His voice broke off. He glanced towards the stone cottage, at the rear of the garden. Alice Turner was there at an open window. She wasn’t looking in our direction. She had a tiny paintbrush in her hand, and she was working at an easel.

“It’s not as mystifying as it was. I’m starting to put the pieces together, Admiral.”

He turned back to me quickly. His eyes became hard and empty again, like gun muzzles.

“Just who are you? What’s your interest in this case?”

“I’m a friend of Hugh Western’s, from Los Angeles. I stopped off here to see him, and found him dead. I hardly think my interest is out of place.”

“No, of course not,” he grumbled. “On the other hand, I don’t believe in amateur detectives running around like chickens with their heads cut off, fouling up the authorities.”

“I’m not exactly an amateur. I used to be a cop. And any fouling up there’s been has been done by other people.”

“Are you accusing me?”

“If the shoe fits.”

He met my eyes for a time, trying to master me and the situation. But he was old and bewildered. Slowly the aggressive ego faded from his gaze. He became almost querulous.

“You’ll excuse me. I don’t know what it’s all about. I’ve been rather upset by everything that’s happened.”

“What about your daughter?” Alice was still at the window, working at her picture and paying no attention to our voices. “Doesn’t she know that Hugh is dead?”

“Yes. She knows. You mustn’t misunderstand what Alice is doing. There are many ways of enduring grief, and we have a custom in the Turner family of working it out of our system.

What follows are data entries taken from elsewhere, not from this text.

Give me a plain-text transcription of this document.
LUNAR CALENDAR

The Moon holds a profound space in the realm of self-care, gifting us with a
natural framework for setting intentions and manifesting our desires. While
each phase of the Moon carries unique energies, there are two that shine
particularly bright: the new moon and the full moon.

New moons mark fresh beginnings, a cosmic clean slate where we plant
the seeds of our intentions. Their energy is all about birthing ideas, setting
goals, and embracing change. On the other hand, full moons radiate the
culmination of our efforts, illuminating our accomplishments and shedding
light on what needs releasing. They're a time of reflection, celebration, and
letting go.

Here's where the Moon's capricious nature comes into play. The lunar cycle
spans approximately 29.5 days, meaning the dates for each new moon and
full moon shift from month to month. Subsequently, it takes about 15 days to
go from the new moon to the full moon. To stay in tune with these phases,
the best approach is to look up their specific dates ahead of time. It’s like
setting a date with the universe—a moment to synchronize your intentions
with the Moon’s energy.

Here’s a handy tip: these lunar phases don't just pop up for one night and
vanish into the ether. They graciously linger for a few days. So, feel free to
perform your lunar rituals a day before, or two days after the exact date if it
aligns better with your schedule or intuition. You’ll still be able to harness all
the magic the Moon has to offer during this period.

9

Hard work is the cure for a great many evils.” He changed the subject, and his tone, abruptly. “And what is your idea of what’s happened?”

“It’s no more than a suspicion, a pretty foggy one. I’m not sure who stole your picture, but I think I know where it is.”

“Well?”

“There’s a man named Walter Hendryx who lives in the foothills outside the city. You know him?”

“Slightly.”

“He probably has the Chardin. I’m morally certain he has it, as a matter of fact, though I don’t know how he got it.”

The Admiral tried to smile, and made a dismal failure of it. “You’re not suggesting that Hendryx took it? He’s not exactly mobile, you know.”

“Hilary Todd is very mobile,” I said. “Todd visited Hendryx this morning. I’d be willing to bet even money he had the Chardin with him.”